Uygulamalı çiftçi eğitim projesi ile tohum yetiştiricilerinin diğer ülkelerdeki çiftçiler ile daha iyi rekabet edebilmesi işletme yönetimini bilen, ürün planlamasını yapan işinde profesyonel çiftçiler olması amaçlanıyor. 

Tohum Yetiştiricileri Alt Birliği Yönetim Kurulu Başkanı Hacı Ömer Güler, çalıştayın açılışında yaptığı konuşmada şunları kaydetti: 

"Tarım ülkemizin Gıda teminatı açısından stratejik bir öneme sahiptir. Aynı zamanda Tarım ve Tohumculuk bir ülkenin bağımsızlığının da temelini oluşturur. Bu gün gelişmiş ülkelere baktığımızda Tarımda Ar-Ge çalışmalarına önemli kaynaklar ayırdıklarını, her geçen gün yeni teknolojiler geliştirerek gıda ve tarım sektöründe giderek güçlendiklerini görüyoruz. Gıda teminatının ve insanlığın geleceğinin garanti altına alınmasında en büyük rol de tarım sektörüne, özellikle de tohum sektörüne düşüyor. Çünkü gelecekte ülkelerin bağımlı hale getirilmesi tohum üzerinden yapılacaktır.

TOHUM ÜRETİMİ 8 KAT ARTTI 

Ülkemizde özellikle son yıllarda tohumculuk sektöründe önemli mesafeler kat edilmiş, öyle ki tohum üretimini 8 kat arttırarak 140.000 (140 bin)tondan 1.060.000(1 milyon 60 bin) tona yükseltmiştir.
Desteklemeler de 2,5 kat arttırılmış, daha önce devlet eliyle yürütülen tohumculuk çalışmalarına özel sektörde dahil edilerek devam edilmiştir. Bugün geldiğimiz nokta: Dünya tohum pazarında 1 buçuk milyar dolar ile %2' lik paya sahip olarak 11. sırada, Bitkisel üretimde ise Avrupa'da 1.nci, dünyada ise 7 sıradayız. Kendi kendine yetebilirlik oranımız ise %80'e çıkmıştır.

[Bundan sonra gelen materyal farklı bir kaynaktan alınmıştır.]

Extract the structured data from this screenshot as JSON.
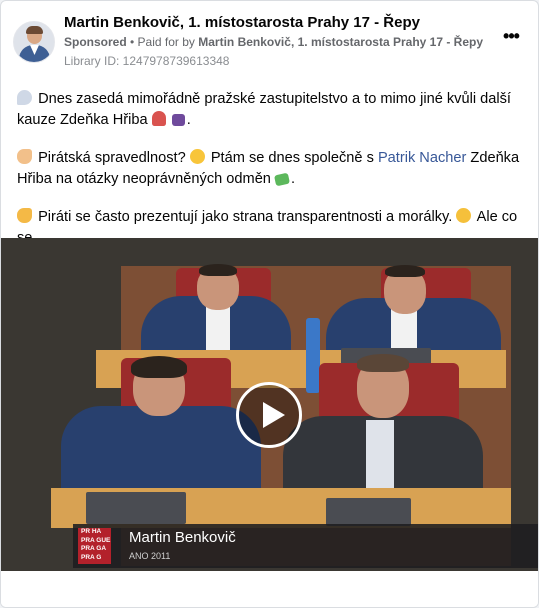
{
  "post": {
    "page_name": "Martin Benkovič, 1. místostarosta Prahy 17 - Řepy",
    "sponsored_label": "Sponsored",
    "separator": " • ",
    "paid_for_label": "Paid for by ",
    "paid_for_name": "Martin Benkovič, 1. místostarosta Prahy 17 - Řepy",
    "library_id": "Library ID: 1247978739613348",
    "more_icon": "more-options-icon",
    "more_glyph": "•••"
  },
  "text": {
    "p1": "Dnes zasedá mimořádně pražské zastupitelstvo a to mimo jiné kvůli další kauze Zdeňka Hřiba",
    "p2_a": "Pirátská spravedlnost?",
    "p2_b": "Ptám se dnes společně s",
    "p2_link": "Patrik Nacher",
    "p2_c": "Zdeňka Hřiba na otázky neoprávněných odměn",
    "p3": "Piráti se často prezentují jako strana transparentnosti a morálky.",
    "p3_b": "Ale co se…",
    "emojis": [
      "speech-bubble-icon",
      "mushroom-icon",
      "skull-icon",
      "pointing-hand-icon",
      "thinking-face-icon",
      "money-icon",
      "pointing-hand-icon",
      "grinning-face-icon"
    ]
  },
  "video": {
    "play_icon": "play-icon",
    "lower_third_name": "Martin Benkovič",
    "lower_third_party": "ANO 2011",
    "logo_lines": [
      "PR HA",
      "PRA GUE",
      "PRA GA",
      "PRA G"
    ]
  },
  "colors": {
    "link": "#385898",
    "logo_red": "#b3212b",
    "meta_gray": "#65676b"
  }
}
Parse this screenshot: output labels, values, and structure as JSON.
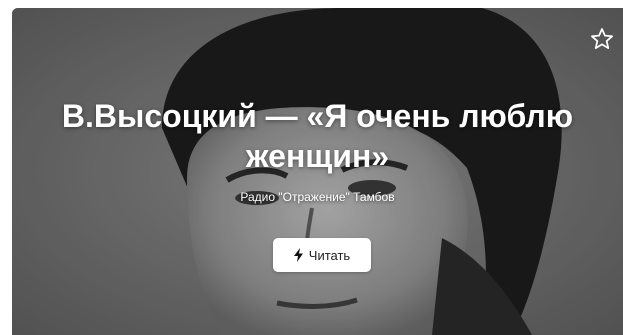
{
  "card": {
    "title": "В.Высоцкий — «Я очень люблю женщин»",
    "source": "Радио \"Отражение\" Тамбов",
    "read_button_label": "Читать",
    "icons": {
      "favorite": "star-outline-icon",
      "read": "lightning-bolt-icon"
    }
  }
}
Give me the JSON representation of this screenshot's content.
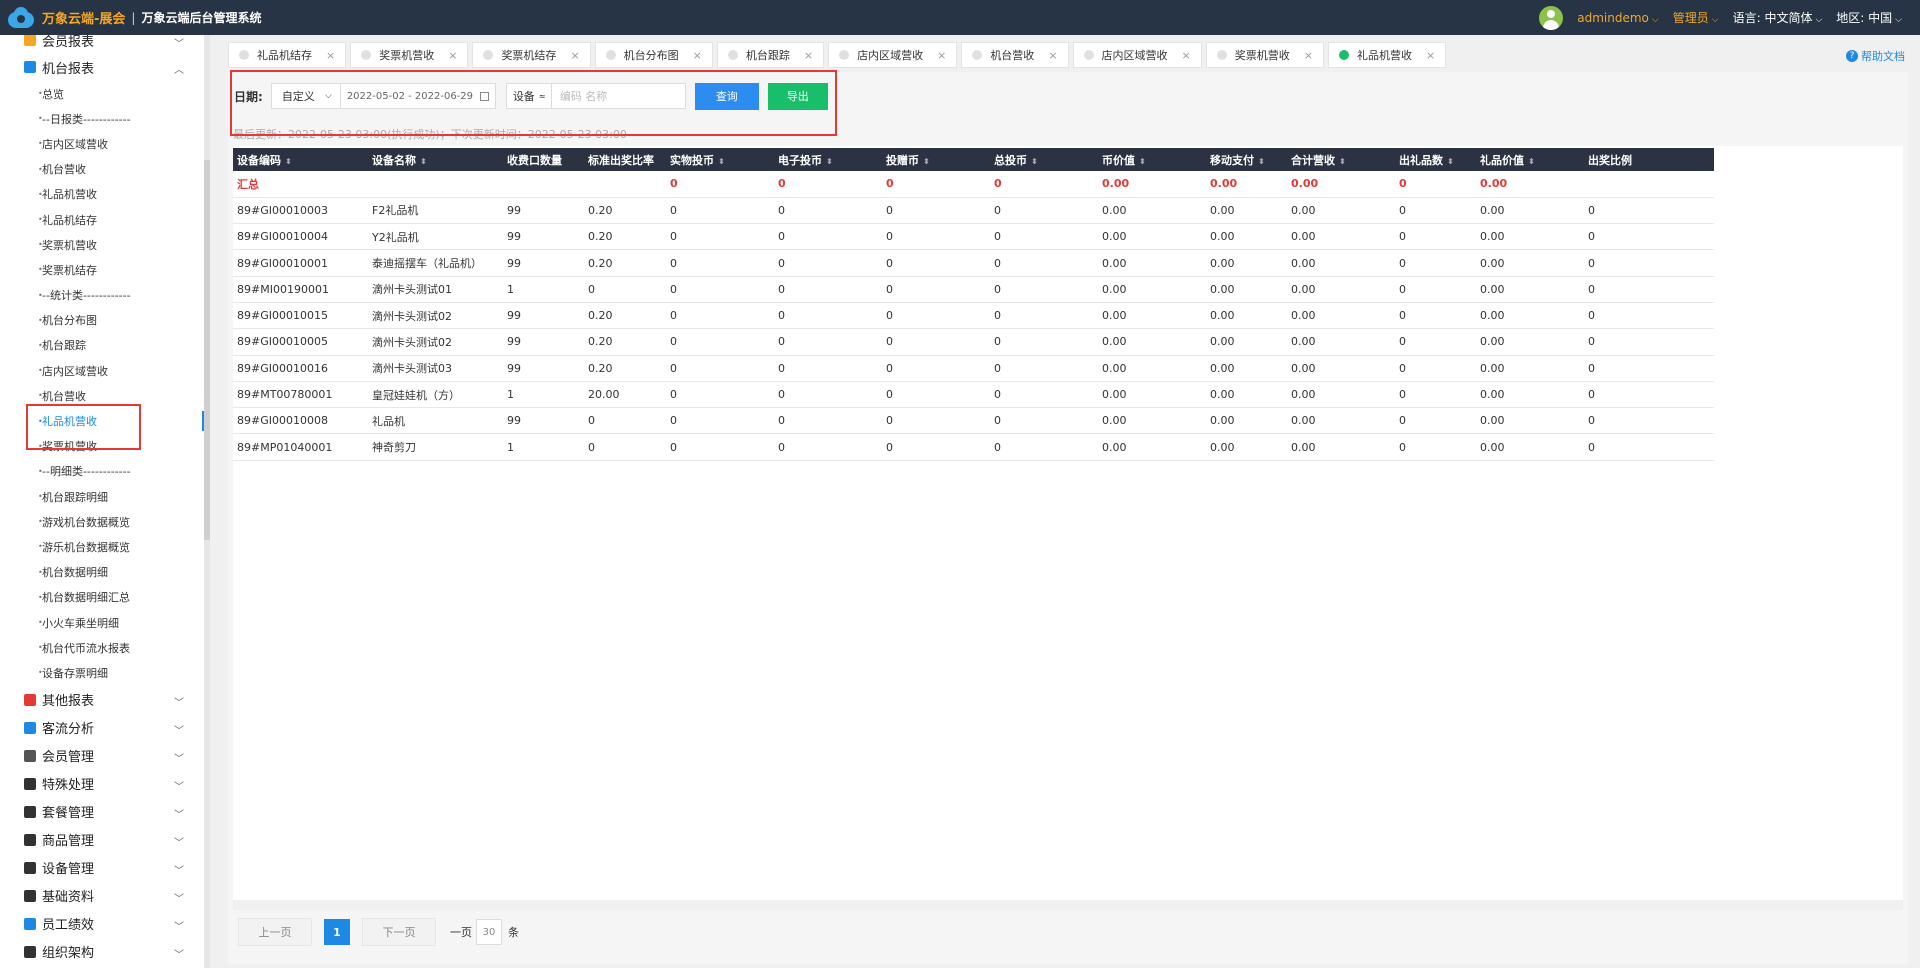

Fakat ülkemiz tohumculuğuna özellikle bilinçli karalama kampanyalarının yürütüldüğünü görüyoruz. GDO ve hibrit tohum hakkında, konusunda uzman olmayan kişilerin sürekli medya da açıklama yapmaları ve tohumda dışa bağımlı olduğumuz algısı yaratmaları bilinçli bir şekilde tarımda ve tohumculukta bizi başarısız gösterme çabaları hiçbir zaman sonuç vermeyecektir. Türkiye'nin milli ve yerli tohum atağının önünde kimse duramayacaktır.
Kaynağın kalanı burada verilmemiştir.